L’odierno sequestro è da collegare all’arresto eseguito il 04 ottobre 2016 nei confronti del pregiudicato nocese Angelo Locorotondo,  di anni 37. Dalle indagini eseguite dai militari del GICO del Nucleo di Polizia Tributaria di Bari sotto la direzione della Procura Distrettuale Antimafia di Bari , è stato accertato, infatti, che il Locorotondo, nella consapevolezza di poter essere sottoposto ad un procedimento di prevenzione patrimoniale, ed al fine di eluderne l’applicazione, aveva attribuito fittiziamente a terzi l’intestazione delle quote sociali di una società gerente un caseificio.

Il pregiudicato nocese è risultato essere il reale amministratore della società in quanto ne determinava, in modo autonomo ed esclusivo, tutti gli atti di gestione, dettando disposizioni e direttive anche ai formali intestatari, sino ad arrivare a gestire e coordinare i dipendenti, le assunzioni, i pagamenti dei fornitori: un vero e proprio socio “occulto” della società.

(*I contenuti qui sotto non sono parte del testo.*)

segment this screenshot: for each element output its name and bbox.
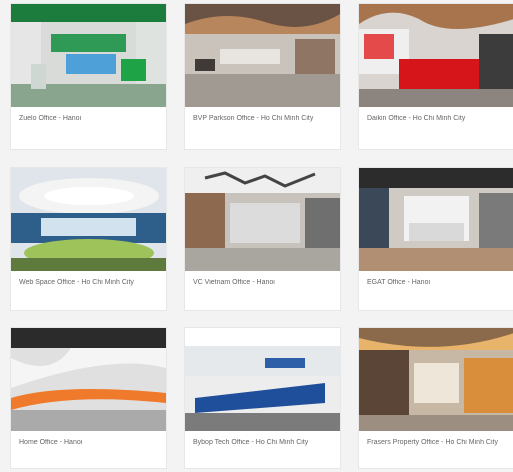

Gli “apparenti” soci/amministratori (due coniugi incensurati), invece, figuravano unicamente quali soggetti interposti che esercitavano in concreto funzioni accessorie e marginali.

Questi ultimi erano pienamente consapevoli che il loro ruolo formale era preordinato ad agevolare il pregiudicato nocese e ad eludere l’applicazione di misure ablative del sequestro o confisca. Per tale ragione, anche nei confronti dei due coniugi è stato eseguito il sequestro preventivo dei rapporti finanziari a loro riconducibili, direttamente o indirettamente.

Il valore complessivo dei beni sottoposti a sequestro è pari a circa 2.500.000 euro. Il caseificio sottoposto a sequestro è stato comunque affidato ad un amministratore giudiziario onde assicurare la continuità dell’attività aziendale e preservare da pregiudizi i dipendenti.